Autriche : À l'automne 1950, la social-démocratie étouffait la grève générale13/10/20102010Journal/medias/journalnumero/images/2010/10/une-2202.gif.445x577_q85_box-0%2C9%2C172%2C231_crop_detail.png

Article du journal

Autriche

À l'automne 1950, la social-démocratie étouffait la grève générale

Il y a soixante ans, à l'automne 1950, l'Autriche connaissait une grève générale qui représentait un sursaut de la classe ouvrière après des années bien difficiles, et qui témoignait de la combativité du prolétariat et de ses traditions militantes.
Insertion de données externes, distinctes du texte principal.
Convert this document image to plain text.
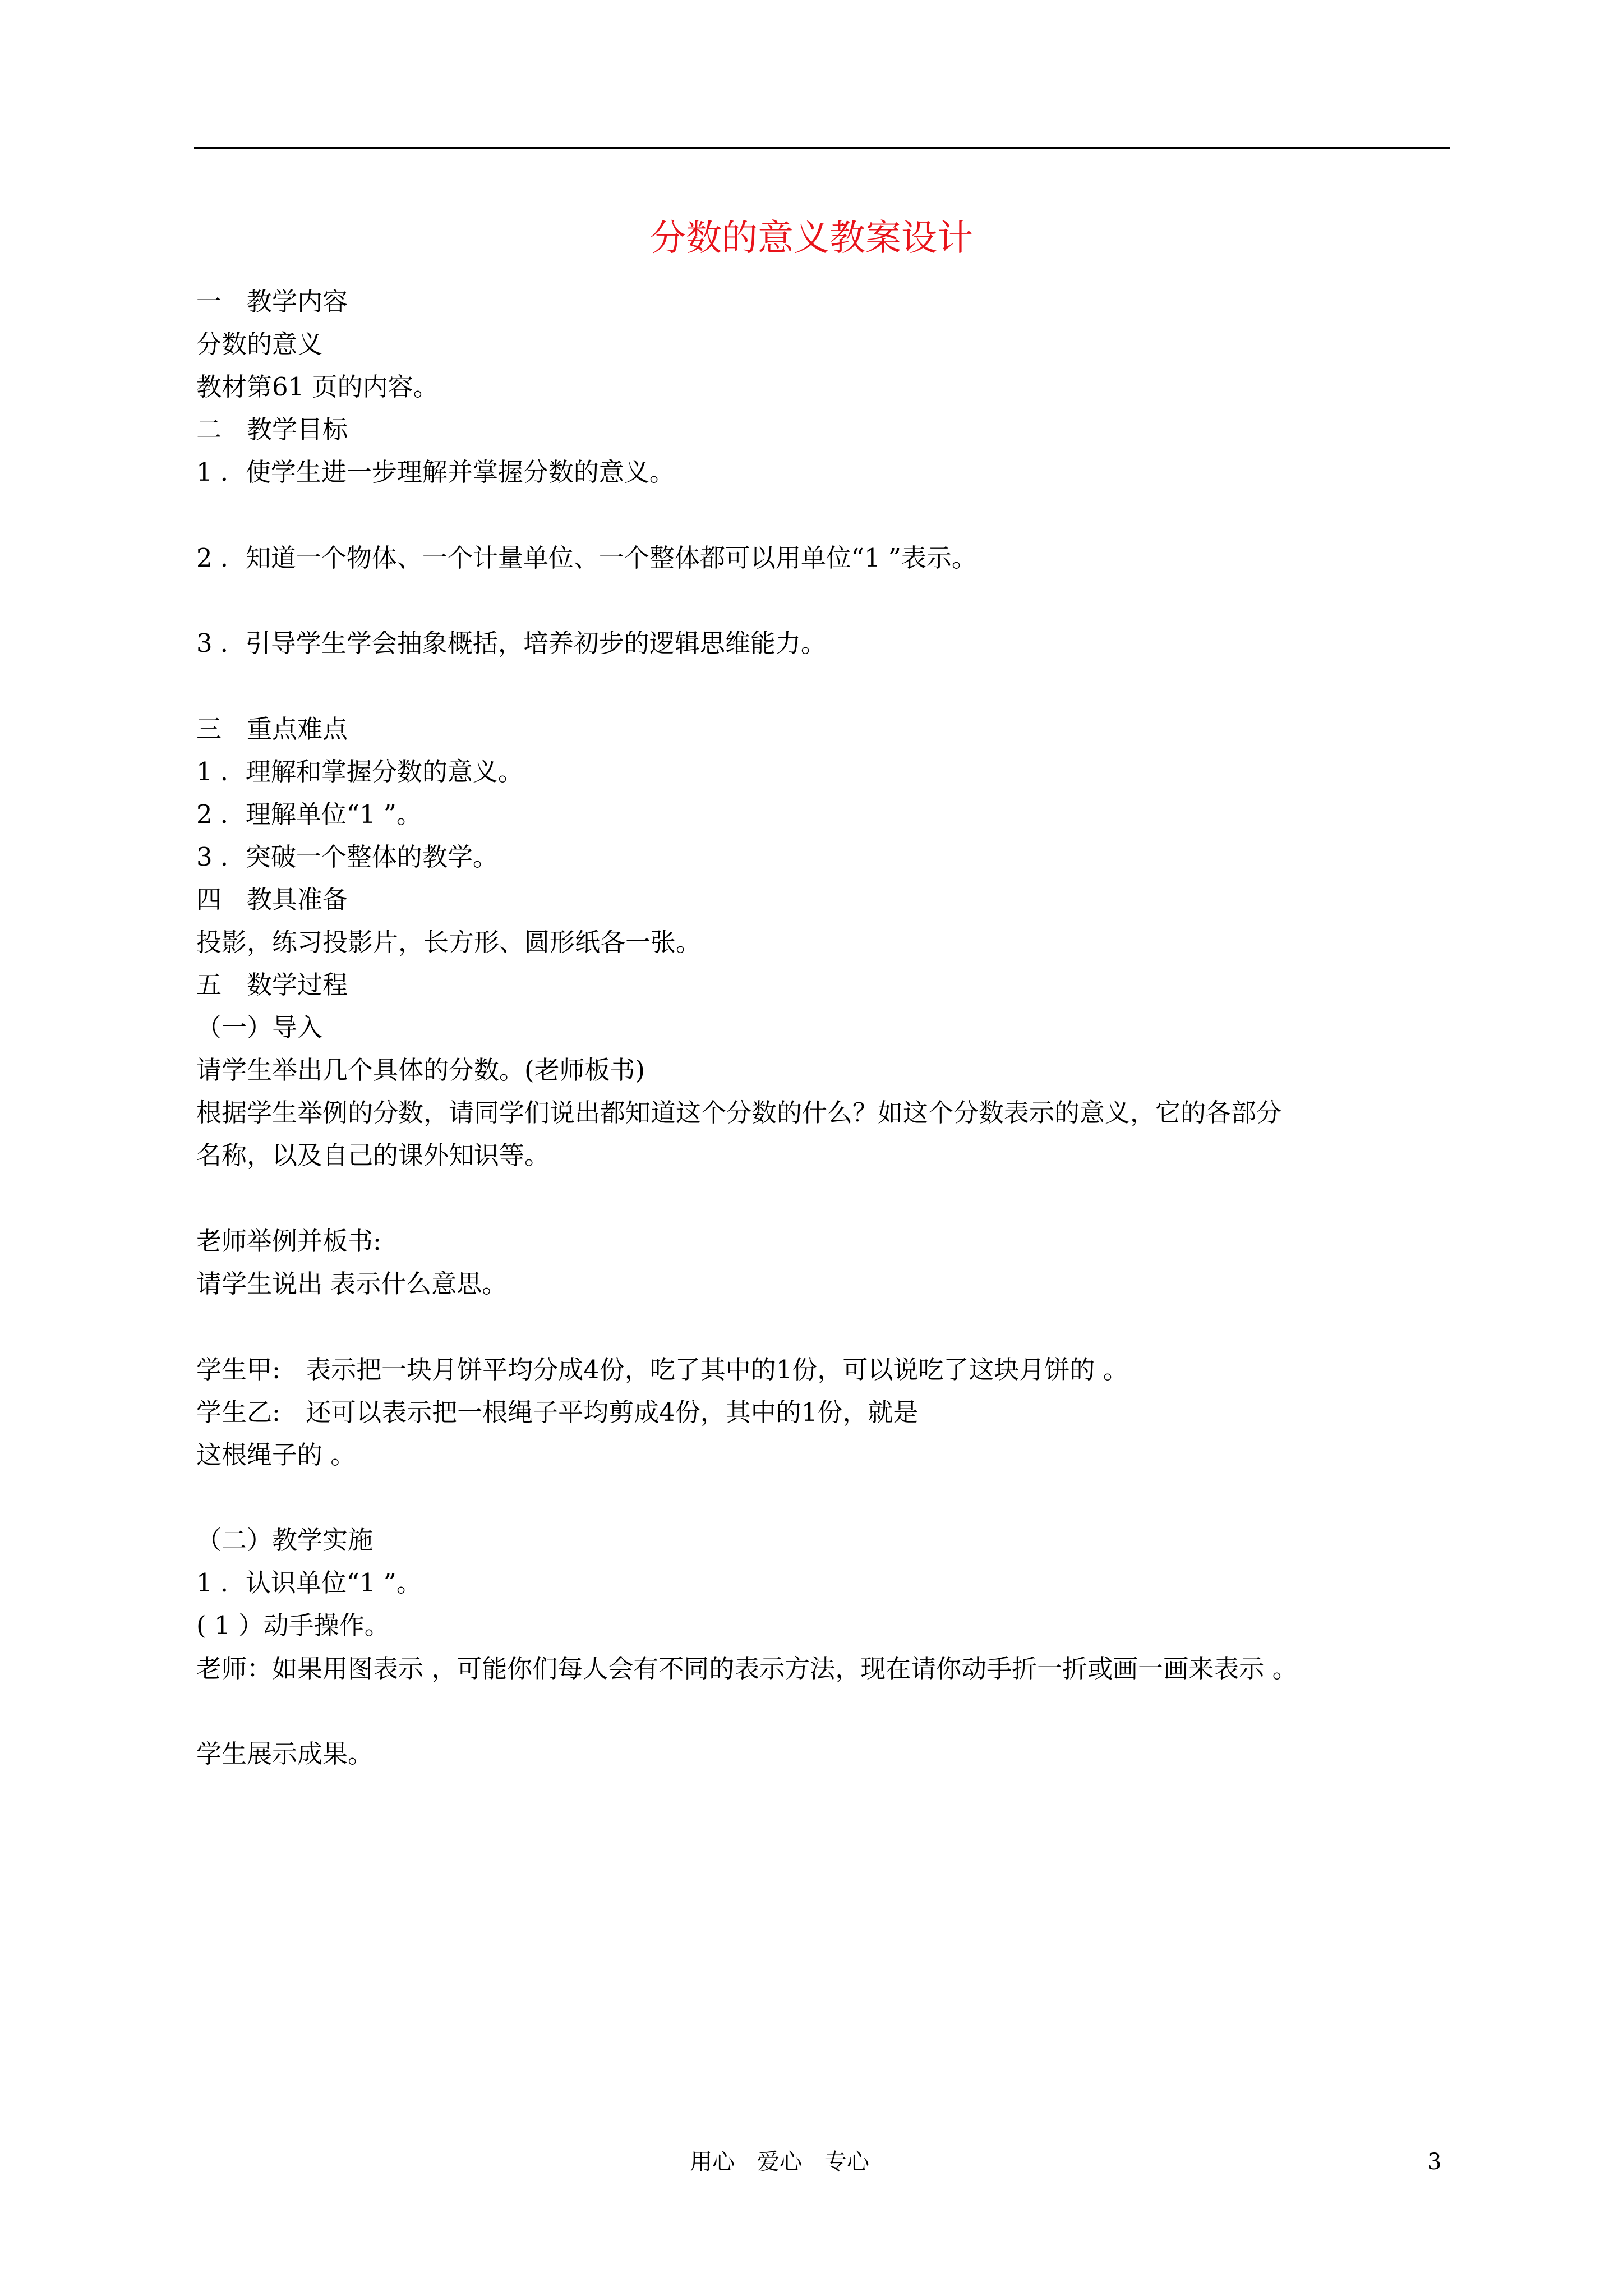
分数的意义教案设计
一　教学内容
分数的意义
教材第61 页的内容。
二　教学目标
1 ．使学生进一步理解并掌握分数的意义。
2 ．知道一个物体、一个计量单位、一个整体都可以用单位“1 ”表示。
3 ．引导学生学会抽象概括，培养初步的逻辑思维能力。
三　重点难点
1 ．理解和掌握分数的意义。
2 ．理解单位“1 ”。
3 ．突破一个整体的教学。
四　教具准备
投影，练习投影片，长方形、圆形纸各一张。
五　数学过程
（一）导入
请学生举出几个具体的分数。(老师板书)
根据学生举例的分数，请同学们说出都知道这个分数的什么？如这个分数表示的意义，它的各部分
名称，以及自己的课外知识等。
老师举例并板书:
请学生说出 表示什么意思。
学生甲:　表示把一块月饼平均分成4份，吃了其中的1份，可以说吃了这块月饼的 。
学生乙:　还可以表示把一根绳子平均剪成4份，其中的1份，就是
这根绳子的 。
（二）教学实施
1 ．认识单位“1 ”。
( 1 ）动手操作。
老师：如果用图表示 ，可能你们每人会有不同的表示方法，现在请你动手折一折或画一画来表示 。
学生展示成果。
用心　爱心　专心	3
En l'espace de seulement quinze ans, les travailleurs autrichiens avaient en effet eu à faire face à la répression de l'insurrection ouvrière de février 1934, au régime de semi-dictature qui s'ensuivit, puis à l'annexion par l'Allemagne nazie en 1938, au joug nazi, et enfin à la guerre et à ses destructions innombrables. Quant à l'immédiat après-guerre, il avait été, comme dans toute l'Europe, une période de pénurie pour les classes populaires, avec le rationnement des produits de première nécessité, le manque de logements et de soins.

Sur le plan politique, le pays avait été placé en 1945 sous un régime d'occupation avec des zones américaine, soviétique, britannique et française. C'est sous le contrôle de ces forces d'occupation qu'un gouvernement d'union nationale, réunissant le SPÖ (PS), l'ÖVP (droite) et le KPÖ (PC) d'avril 1945 à 1947, puis le SPÖ et l'ÖVP à partir de 1947, eut la charge d'assurer l'ordre social et de reconstruire l'économie. Rapidement, dans le contexte de Guerre froide, le centre de gravité se déplaça vers la droite. En 1947 le KPÖ avait quitté le gouvernement. L'année suivante l'aile gauche du SPÖ fut mise au pas, et son porte-parole Erwin Scharf, pourtant secrétaire général du parti, fut exclu.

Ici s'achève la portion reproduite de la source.